The charger software stack was implemented using the EVerest framework, a modular open-source EVSE platform.

EVerest abstracts hardware layers, integrates protocol stacks, and uses message-driven internal communication. This makes the system scalable, vendor-independent, and future-ready.

Its modularity allows seamless updates when transitioning from ISO 15118-2 to ISO 15118-20 or from OCPP 1.6 to 2.0.1.


From Plug-In to Power Delivery: Real-Time Flow

During the live demonstration, the audience observed the complete state transition sequence:

Idle → EV Detected → SLAC Pairing → TLS Handshake → Authorization → Charging → Termination

Logs clearly showed how firmware, Linux services, protocol stacks, and power modules coordinated in real time.

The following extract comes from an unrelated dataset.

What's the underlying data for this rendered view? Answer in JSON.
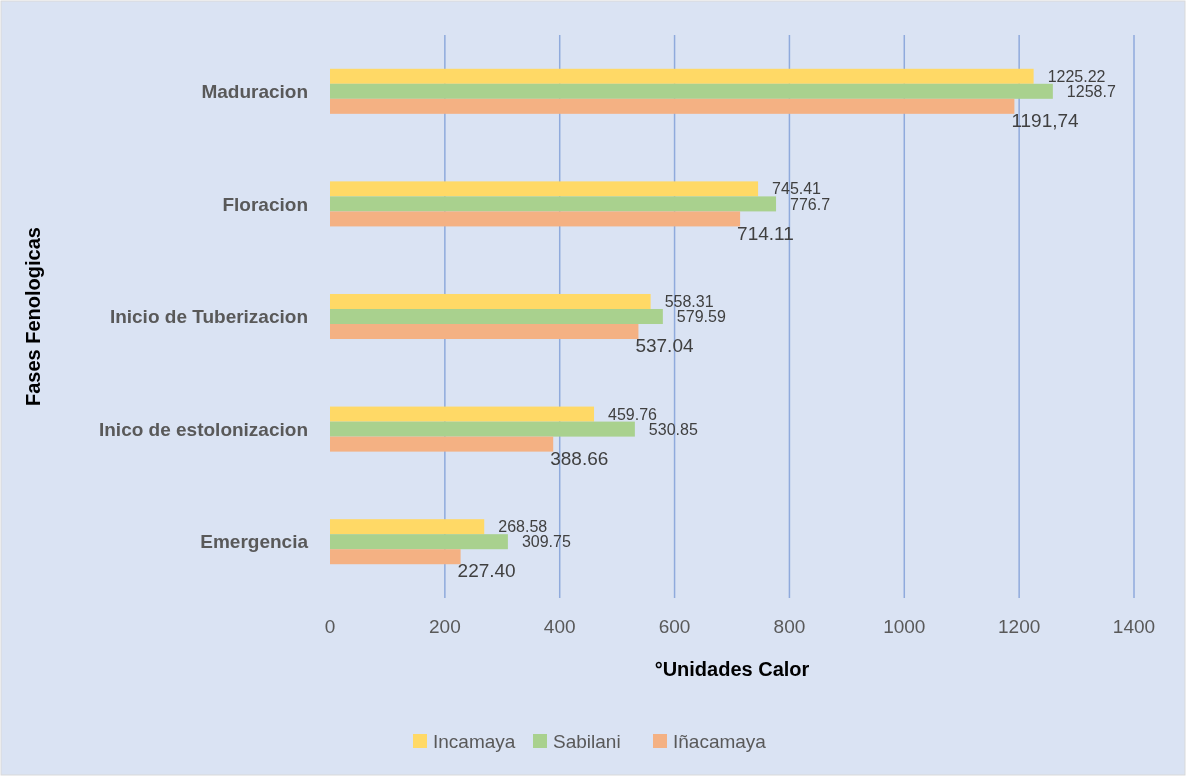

This practical demonstration bridged theory and deployment.


Final Perspective

DC Fast Chargers represent a convergence of:

  • Power electronics engineering

  • Real-time embedded systems

  • Secure communication stacks

  • Cloud-native backend integration

  • Smart grid intelligence

They are no longer “chargers.” They are intelligent, software-defined energy assets embedded within modern power networks.

The session successfully aligned academic knowledge with industrial implementation, offering a realistic understanding of how next-generation EV infrastructure is architected and deployed.